Verification: Spot-check for obvious errors, test with sample data

Medium Trust (Careful Verification Required)

  • Proposing architectural approaches
  • Generating deployment scripts
  • Suggesting optimizations
  • Troubleshooting guides
  • Security configurations

Verification: Full review, test in staging, compare against best practices

Low Trust (Verify Extensively, Often Override)

  • Strategic business decisions
  • Security/compliance judgments
  • Anything involving "should we" rather than "how do we"
  • Tradeoffs between competing values
  • Politically sensitive changes

Verification: Use LT for options generation, not decision making. Apply heavy human judgment.

No Trust (Never Delegate)

  • Deciding what matters to the business
  • Judging people or performance
  • Making ethical decisions
  • Determining acceptable risks
  • Setting organizational priorities

Approach: These require cognition. Don't ask LT; it will generate plausible-sounding outputs that are meaningless.


Summary

Capability vs Cognition in Practice:

Capability (LT Has This) Cognition (Humans Have This)
Generate code from description Decide what's worth building
Explain technical concepts Understand why it matters to you
Find patterns in data Judge if patterns are meaningful
Propose solutions Choose between competing values
Apply compiled knowledge Create genuinely novel approaches
Produce fluent explanations Know what's true vs plausible
Execute commands Take responsibility for outcomes
Adapt based on feedback Care about consequences

The key insight: Capability is enough to multiply your capacity if you provide the cognition—goals, judgment, verification, and accountability.

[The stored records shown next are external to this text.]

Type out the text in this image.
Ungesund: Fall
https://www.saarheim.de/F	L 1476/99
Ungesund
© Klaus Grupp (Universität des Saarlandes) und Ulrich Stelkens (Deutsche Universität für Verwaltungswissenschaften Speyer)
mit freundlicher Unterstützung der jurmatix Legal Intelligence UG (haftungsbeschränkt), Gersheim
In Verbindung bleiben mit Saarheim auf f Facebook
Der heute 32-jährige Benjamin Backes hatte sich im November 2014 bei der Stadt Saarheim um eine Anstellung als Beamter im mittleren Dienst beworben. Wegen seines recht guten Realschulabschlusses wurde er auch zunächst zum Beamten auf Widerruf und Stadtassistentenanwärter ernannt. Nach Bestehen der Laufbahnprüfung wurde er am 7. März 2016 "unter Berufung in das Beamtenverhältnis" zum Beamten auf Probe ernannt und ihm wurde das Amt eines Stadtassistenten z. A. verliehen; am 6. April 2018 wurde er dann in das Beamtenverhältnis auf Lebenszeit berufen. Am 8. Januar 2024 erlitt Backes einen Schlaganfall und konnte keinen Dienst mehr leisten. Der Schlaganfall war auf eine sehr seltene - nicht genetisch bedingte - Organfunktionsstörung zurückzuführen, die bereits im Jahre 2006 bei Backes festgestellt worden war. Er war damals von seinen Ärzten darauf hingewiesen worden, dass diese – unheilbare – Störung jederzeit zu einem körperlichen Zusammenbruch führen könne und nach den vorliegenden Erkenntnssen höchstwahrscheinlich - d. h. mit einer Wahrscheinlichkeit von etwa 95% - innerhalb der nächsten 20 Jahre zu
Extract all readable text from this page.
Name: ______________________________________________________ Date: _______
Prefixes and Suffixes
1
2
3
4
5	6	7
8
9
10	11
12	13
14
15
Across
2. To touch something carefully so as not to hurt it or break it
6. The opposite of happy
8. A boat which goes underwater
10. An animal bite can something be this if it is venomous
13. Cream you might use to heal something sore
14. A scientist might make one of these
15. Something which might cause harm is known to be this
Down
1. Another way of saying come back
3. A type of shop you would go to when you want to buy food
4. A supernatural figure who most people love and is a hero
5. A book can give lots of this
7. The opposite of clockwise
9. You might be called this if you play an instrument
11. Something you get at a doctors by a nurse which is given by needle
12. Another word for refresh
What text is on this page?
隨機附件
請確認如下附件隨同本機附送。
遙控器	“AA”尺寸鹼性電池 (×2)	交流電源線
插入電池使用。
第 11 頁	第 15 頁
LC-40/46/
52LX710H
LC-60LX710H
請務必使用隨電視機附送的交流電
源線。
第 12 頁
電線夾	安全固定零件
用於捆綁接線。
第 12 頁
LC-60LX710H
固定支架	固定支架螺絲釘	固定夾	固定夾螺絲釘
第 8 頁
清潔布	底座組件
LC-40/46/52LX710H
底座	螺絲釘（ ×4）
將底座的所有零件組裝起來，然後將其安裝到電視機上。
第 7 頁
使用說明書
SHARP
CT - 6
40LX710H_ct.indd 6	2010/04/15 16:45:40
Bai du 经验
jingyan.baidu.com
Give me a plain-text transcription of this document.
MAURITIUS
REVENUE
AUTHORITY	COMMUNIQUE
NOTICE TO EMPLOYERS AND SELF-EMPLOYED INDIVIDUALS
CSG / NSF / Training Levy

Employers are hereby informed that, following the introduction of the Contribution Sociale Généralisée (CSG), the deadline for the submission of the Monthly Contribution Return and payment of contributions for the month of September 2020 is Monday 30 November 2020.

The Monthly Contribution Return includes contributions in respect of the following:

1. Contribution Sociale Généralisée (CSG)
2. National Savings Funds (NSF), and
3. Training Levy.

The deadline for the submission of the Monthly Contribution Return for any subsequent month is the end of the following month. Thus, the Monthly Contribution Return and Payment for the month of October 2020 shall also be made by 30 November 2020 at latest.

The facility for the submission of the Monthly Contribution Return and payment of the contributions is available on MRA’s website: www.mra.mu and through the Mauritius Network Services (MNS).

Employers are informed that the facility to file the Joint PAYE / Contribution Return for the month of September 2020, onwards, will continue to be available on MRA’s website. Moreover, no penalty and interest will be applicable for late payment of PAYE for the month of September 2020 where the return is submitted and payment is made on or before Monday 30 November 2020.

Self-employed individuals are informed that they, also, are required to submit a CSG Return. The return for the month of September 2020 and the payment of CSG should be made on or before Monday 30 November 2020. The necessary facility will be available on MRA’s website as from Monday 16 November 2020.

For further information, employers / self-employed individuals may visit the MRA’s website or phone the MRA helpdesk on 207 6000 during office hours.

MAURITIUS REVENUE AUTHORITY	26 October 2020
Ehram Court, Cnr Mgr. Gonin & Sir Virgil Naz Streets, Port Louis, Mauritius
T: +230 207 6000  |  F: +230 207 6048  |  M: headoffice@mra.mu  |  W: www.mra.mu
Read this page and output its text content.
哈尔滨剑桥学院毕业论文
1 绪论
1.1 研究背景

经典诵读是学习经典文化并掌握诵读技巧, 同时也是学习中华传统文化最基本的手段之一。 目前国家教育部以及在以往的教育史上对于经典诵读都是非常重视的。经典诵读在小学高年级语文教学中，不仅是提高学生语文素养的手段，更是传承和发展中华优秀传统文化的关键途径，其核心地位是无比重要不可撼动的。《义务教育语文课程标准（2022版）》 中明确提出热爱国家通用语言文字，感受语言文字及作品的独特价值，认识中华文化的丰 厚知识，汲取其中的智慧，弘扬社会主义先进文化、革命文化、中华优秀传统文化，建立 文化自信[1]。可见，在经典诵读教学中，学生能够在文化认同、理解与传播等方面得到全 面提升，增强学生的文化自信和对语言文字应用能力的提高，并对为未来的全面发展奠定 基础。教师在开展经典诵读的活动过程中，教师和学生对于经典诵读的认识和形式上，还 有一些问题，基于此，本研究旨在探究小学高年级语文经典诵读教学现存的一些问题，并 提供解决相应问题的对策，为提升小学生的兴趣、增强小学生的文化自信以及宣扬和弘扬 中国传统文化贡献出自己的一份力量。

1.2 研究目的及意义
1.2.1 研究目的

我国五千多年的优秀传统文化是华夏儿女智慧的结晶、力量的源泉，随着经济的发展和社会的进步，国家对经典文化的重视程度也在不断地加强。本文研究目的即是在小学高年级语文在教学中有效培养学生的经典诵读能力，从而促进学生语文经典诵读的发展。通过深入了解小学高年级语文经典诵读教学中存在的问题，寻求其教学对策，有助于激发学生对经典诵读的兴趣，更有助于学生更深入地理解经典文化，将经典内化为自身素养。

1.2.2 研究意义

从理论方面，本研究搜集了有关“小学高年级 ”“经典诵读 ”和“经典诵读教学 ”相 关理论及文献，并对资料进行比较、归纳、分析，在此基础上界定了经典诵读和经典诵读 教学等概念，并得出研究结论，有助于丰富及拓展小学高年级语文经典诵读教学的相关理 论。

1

Treat LT as: A powerful tool with sophisticated language capability, not a thinking being with judgment.

Keep clear lines between:

  • Suggestion (what LT proposes)
  • Verification (what you test)
  • Decision (what you choose)
  • Execution (what LT or you performs)
  • Accountability (always yours)

Use the checklists in this appendix to maintain healthy boundaries and safe practices.

When in doubt: Capability answers "how." Cognition decides "whether." Never confuse the two.